Saturday, November 3, 2018

Big Data - we forgot to clean our data

Recently I have been working with lots of data coming from various business area such as maintenance, financial transaction, etc., and I found an interesting thought from much top management and young leaders whom don't have enough experience handling data from the source up till visualization.

The first thing comes out from their mind was can it be done in a few hours (or some of them thought it was in a blink of the eyes or in split seconds). Normal question was "When can we see the report or chart? Can we see it tomorrow" and the worst I get "I want it to be ready by today before noon".

Image result for unclean dataMy first reaction was WTF!! (but I won't say it loud). I will normally negotiate with them as most of them don't know the process and the data that they requested. Most of them are easily attracted/amazed by superb visualization presentation by Visualization Tool's Marketing team. The thought everything can be done easily as those marketing people said. They just forgot that in a business presentation, the data set used by those marketing people are prepared and cleaned before being utilized in the tool. For example, Tableau's presentation will always use Sales data for their sample.

It is true that many of visualization tools nowadays are capable to process and display any kind of data.

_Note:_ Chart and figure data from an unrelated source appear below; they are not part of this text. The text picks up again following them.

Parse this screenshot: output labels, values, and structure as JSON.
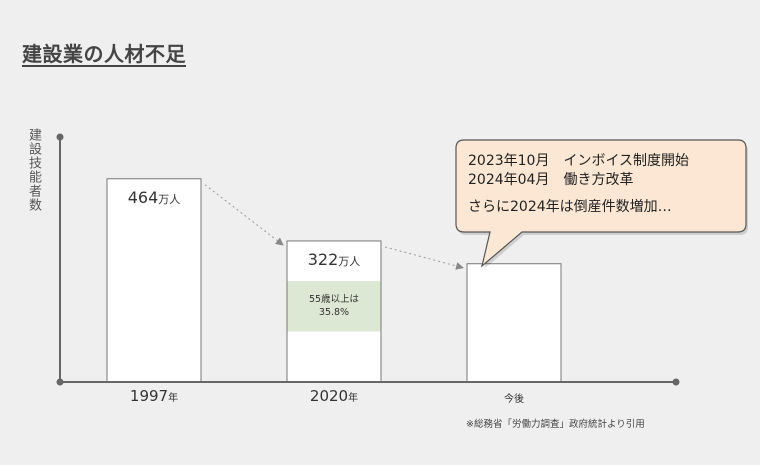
{
  "colors": {
    "background": "#efefef",
    "bar_fill": "#ffffff",
    "bar_stroke": "#777777",
    "highlight": "#dce8d4",
    "axis": "#666666",
    "callout_fill": "#fbe7d4",
    "callout_stroke": "#555555"
  },
  "chart_data": {
    "type": "bar",
    "title": "建設業の人材不足",
    "ylabel": "建設技能者数",
    "ylim": [
      0,
      500
    ],
    "categories": [
      "1997",
      "2020",
      "今後"
    ],
    "category_units": [
      "年",
      "年",
      ""
    ],
    "values": [
      464,
      322,
      270
    ],
    "value_labels": [
      "464",
      "322",
      ""
    ],
    "value_unit": "万人",
    "highlight": {
      "category": "2020",
      "share_percent": 35.8,
      "label_line1": "55歳以上は",
      "label_line2": "35.8%"
    },
    "trend_arrows": true,
    "grid": false
  },
  "callout": {
    "line1": "2023年10月　インボイス制度開始",
    "line2": "2024年04月　働き方改革",
    "line3": "さらに2024年は倒産件数増加…"
  },
  "source": "※総務省「労働力調査」政府統計より引用"
}
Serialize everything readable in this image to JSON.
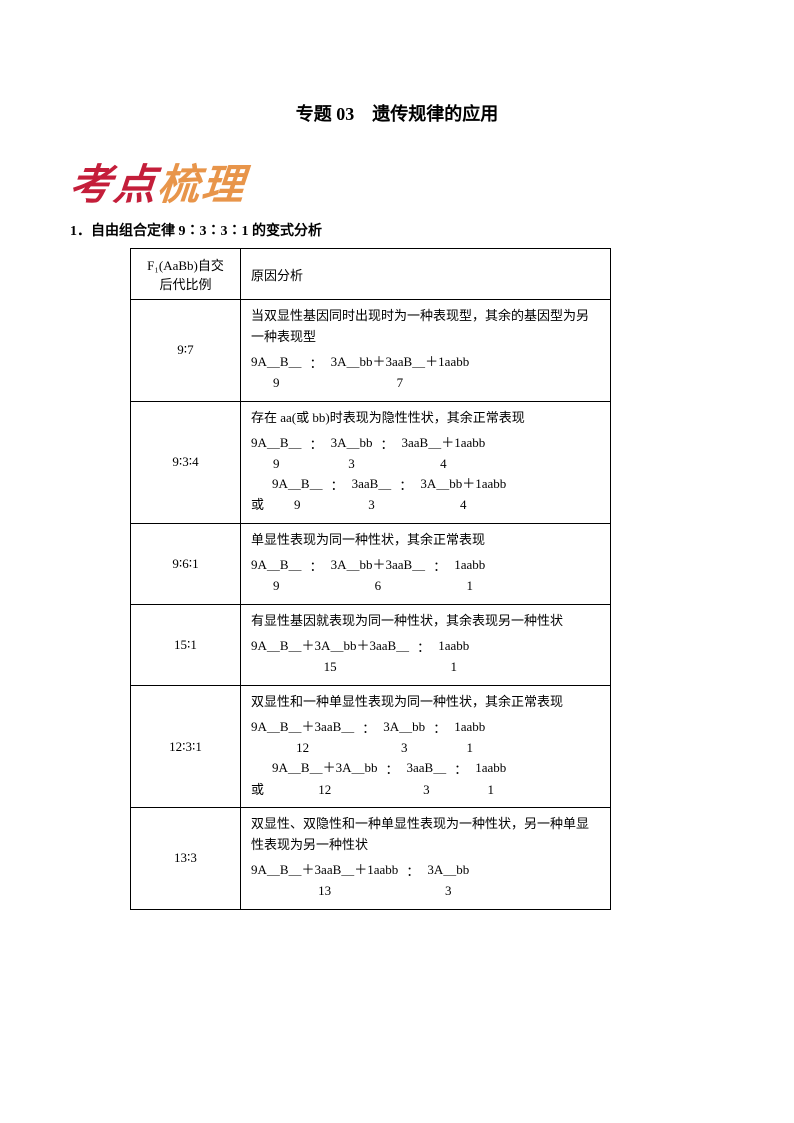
{
  "title": "专题 03　遗传规律的应用",
  "heading": {
    "text": "考点梳理",
    "color_left": "#c41e3a",
    "color_right": "#e8954a"
  },
  "subsection": "1．自由组合定律 9∶3∶3∶1 的变式分析",
  "table": {
    "headers": {
      "col1": "F₁(AaBb)自交后代比例",
      "col2": "原因分析"
    },
    "rows": [
      {
        "ratio": "9∶7",
        "desc": "当双显性基因同时出现时为一种表现型，其余的基因型为另一种表现型",
        "formulas": [
          [
            {
              "top": "9A＿B＿",
              "bot": "9"
            },
            ":",
            {
              "top": "3A＿bb＋3aaB＿＋1aabb",
              "bot": "7"
            }
          ]
        ]
      },
      {
        "ratio": "9∶3∶4",
        "desc": "存在 aa(或 bb)时表现为隐性性状，其余正常表现",
        "formulas": [
          [
            {
              "top": "9A＿B＿",
              "bot": "9"
            },
            ":",
            {
              "top": "3A＿bb",
              "bot": "3"
            },
            ":",
            {
              "top": "3aaB＿＋1aabb",
              "bot": "4"
            }
          ],
          [
            "或",
            {
              "top": "9A＿B＿",
              "bot": "9"
            },
            ":",
            {
              "top": "3aaB＿",
              "bot": "3"
            },
            ":",
            {
              "top": "3A＿bb＋1aabb",
              "bot": "4"
            }
          ]
        ]
      },
      {
        "ratio": "9∶6∶1",
        "desc": "单显性表现为同一种性状，其余正常表现",
        "formulas": [
          [
            {
              "top": "9A＿B＿",
              "bot": "9"
            },
            ":",
            {
              "top": "3A＿bb＋3aaB＿",
              "bot": "6"
            },
            ":",
            {
              "top": "1aabb",
              "bot": "1"
            }
          ]
        ]
      },
      {
        "ratio": "15∶1",
        "desc": "有显性基因就表现为同一种性状，其余表现另一种性状",
        "formulas": [
          [
            {
              "top": "9A＿B＿＋3A＿bb＋3aaB＿",
              "bot": "15"
            },
            ":",
            {
              "top": "1aabb",
              "bot": "1"
            }
          ]
        ]
      },
      {
        "ratio": "12∶3∶1",
        "desc": "双显性和一种单显性表现为同一种性状，其余正常表现",
        "formulas": [
          [
            {
              "top": "9A＿B＿＋3aaB＿",
              "bot": "12"
            },
            ":",
            {
              "top": "3A＿bb",
              "bot": "3"
            },
            ":",
            {
              "top": "1aabb",
              "bot": "1"
            }
          ],
          [
            "或",
            {
              "top": "9A＿B＿＋3A＿bb",
              "bot": "12"
            },
            ":",
            {
              "top": "3aaB＿",
              "bot": "3"
            },
            ":",
            {
              "top": "1aabb",
              "bot": "1"
            }
          ]
        ]
      },
      {
        "ratio": "13∶3",
        "desc": "双显性、双隐性和一种单显性表现为一种性状，另一种单显性表现为另一种性状",
        "formulas": [
          [
            {
              "top": "9A＿B＿＋3aaB＿＋1aabb",
              "bot": "13"
            },
            ":",
            {
              "top": "3A＿bb",
              "bot": "3"
            }
          ]
        ]
      }
    ]
  }
}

With certain skills, you can massage and clean your data on the fly. I've done that and I know it can be done.  BUT... surely at a cost which from my perspective, it is no beneficial at all.

Why do I say so?

  1. You cannot guarantee that the data you read is 100% clean. You might need to do lots of conversions, data massaging, replacements and calculations. This will definitely incur additional processing power and time during report population. I've come across with many data which either irrelevant, unclean (character in a supposed to be numerical column, date define as string, etc), or contain null values.
  2. You may need to perform lots of table joint or union which can cause your report server or tool to be resource hungry.
  3. You need to understand the data too. Each column and how it shall be visualize must be understood before you can present it correctly.